NBC's Today Publicizes Hezbollah Theme Park With No Critics, Unlike Pope Stories

October 3rd, 2010 8:00 AM

In a surreal-sounding story from Lebanon on Friday's Today, NBC reporter Stephanie Gosk calmly publicized a new theme park – operated by the terrorist group Hezbollah. As bizarre as it sounds, NBC and Gosk offered a one-sided Hezbollah press release: they couldn't manage to find an Israeli or anti-terrorist expert to say anything critical of it. Two weeks earlier, NBC's Gosk reported on Pope Benedict's “controversial” trip to London – which was loaded with critics. Lauer could only call Hezbollah's park “unlikely":

MATT LAUER: Now to an unlikely theme park opened by an even more unlikely group - Hezbollah. NBC's Stephanie Gosk is in Beirut, Lebanon with details on this. Stephanie, good morning to you.

STEPHANIE GOSK, Good morning, Matt. Well you know Lebanon is a beautiful place. You have the Mediterranean Sea, the mountains, a great climate, but we found an altogether different kind of tourist attraction. It's called The Landmark for the Resistance and it's an open air theme park dedicated to military victories against Israel. Three decades of destroyed Israeli tanks, guns and spent mortar rounds, carefully manicured and on permanent display for the first time.

Isa Farook's family came for the day. His youngest son could barely contain his excitement. The $4 million complex complete with triumphant music and life-size statues of guerrilla fighters was designed and built by Hezbollah - Lebanon's most dominant military force and political party, and according to the U.S. State Department, a terrorist organization largely funded by Iran. Charges our tour guide, Rami Hassan, a self-described Hezbollah supporter, denies.

RAMI HASSAN: Right here we defended our land, we defended our people. We sacrificed ourselves.

GOSK: American journalist Thanassis Cambanis, just published a book on Hezbollah. He says the park is a mix of both fact and propaganda.

THANASSIS CAMBANIS, journalist: They work very hard to convince the visitors that what they do is right and the fight they have against Israel is justified.

GOSK: Since the park opened in May, 500,000 tourists have poured in. For the Farooks a photo on the tank, a quick turn on the machine guns and of course, hats and T-shirts to take home. Hezbollah says they will soon expand, including a restaurant, a hotel and a cable car. It's an unlikely success. Most other tourist attractions in this country have suffered because of the near constant threat of armed conflict. Lebanon was home to some of the world's earliest civilizations. These ruins are thousands of years old but the country is now more defined by its modern wars, than its ancient history.
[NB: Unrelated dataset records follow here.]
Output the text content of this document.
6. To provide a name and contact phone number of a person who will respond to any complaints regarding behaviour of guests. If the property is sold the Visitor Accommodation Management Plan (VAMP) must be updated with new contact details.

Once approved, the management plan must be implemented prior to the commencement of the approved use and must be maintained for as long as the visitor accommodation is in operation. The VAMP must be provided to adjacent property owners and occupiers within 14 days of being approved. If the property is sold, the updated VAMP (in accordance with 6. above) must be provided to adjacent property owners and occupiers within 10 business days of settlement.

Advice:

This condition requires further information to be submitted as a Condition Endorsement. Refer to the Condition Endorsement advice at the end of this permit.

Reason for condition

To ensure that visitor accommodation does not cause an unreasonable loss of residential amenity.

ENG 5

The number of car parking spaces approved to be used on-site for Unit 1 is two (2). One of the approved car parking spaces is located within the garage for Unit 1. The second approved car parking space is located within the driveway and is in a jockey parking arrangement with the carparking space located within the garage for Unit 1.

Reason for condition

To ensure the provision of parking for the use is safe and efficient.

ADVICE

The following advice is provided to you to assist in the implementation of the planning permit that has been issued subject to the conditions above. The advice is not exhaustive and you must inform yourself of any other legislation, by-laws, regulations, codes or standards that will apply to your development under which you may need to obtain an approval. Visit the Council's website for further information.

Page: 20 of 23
Navigating through what used to be one of Hezbollah's hidden bunkers, Rami told me five of his friends had been killed in recent conflicts.

GOSK: Rami, how many wars have you lived through?

HASSAN: I've lived through the three main wars in-

GOSK: What years?

HASSAN: In 1993, in 1996 and 2006. We know that there's gonna be a war which is going to be more severe than the last one.

GOSK: A theme park built on hatred of Israel and on decades of war, teaching children that the fighting goes on. Since the last war between Lebanon and Israel ended in 2006, the United States has been aiding the Lebanese military, to try to curb Hezbollah's influence, particularly in the south. But the people that are visiting this theme park told us, that should another war break out, they believe that Hezbollah is still going to be their best protection. Matt?

 

So the only discordant notes on NBC were the State Department's “terrorist” designation, the idea of a park “built on hatred of Israel” and the graphic on screen that read "Terrorist Theme Park? Hezbollah Celebrates Deadly Struggle With Israel." Gosk couldn't even note the military reality that Hezbollah has hardly achieved the “military victories” it seeks – the absolute destruction of the Jewish state.

The piece also never mentions Islam, although a story in the London Sunday Times explained one park scene:

 

On the floor of a rocky alcove rests a prayer mat and an open copy of the Koran beside an old AK47 rifle. It was the favourite place of prayer for Sheikh Abbas Mussawi, a Hezbollah leader killed by Israel in 1992. A recording of Mussawi’s gravelly voice murmuring prayers wafts through the trees.

 

Gosk referred briefly to “teaching children that the fighting goes on.” The park is designed to encourage children to take up the terrorist struggle. It's a terrorist (or “resistance”) recruiting tool.

 

The goal is not limited to celebrating past battlefield exploits, but also to encourage young Lebanese Shia to embrace the continuing struggle against Israel.

“As the main centre of the resistance from the 1980s, this place talks to the souls of the visitors,” Sheikh Ali Daher, the head of Hezbollah’s publicity department, said. “The whole project is to tell the story of resistance to the new generation.”

 

By contrast, here's a fraction of the critical segment of Gosk's September 16 report on the Pope's arrival in London:

 

GOSK: But not everyone is welcoming. Some are getting ready for a confrontation.

UNIDENTIFIED MAN: We are urging the Pope to open the Vatican's secret sex files.

GOSK: As elsewhere in the Catholic world, there is anger about the lingering sex abuse scandal that has rocked the Church for nearly a decade.

UNIDENTIFIED CLERGYMAN: The Church has made a mess of its response to incidences of child abuse.

GOSK: There is resentment of the Pope's inflexibility on the issue of women priests.

ARCHBISHOP VINCENT NICHOLS: Well there's always controversy about papal visits and then when he arrives, the sun comes out, and those clouds disperse and people really take to him.

 

If NBC can find opponents and offer them air time on the Pope, certainly they could find and offer the same resistance to the terrorist "resistance" of Hezbollah.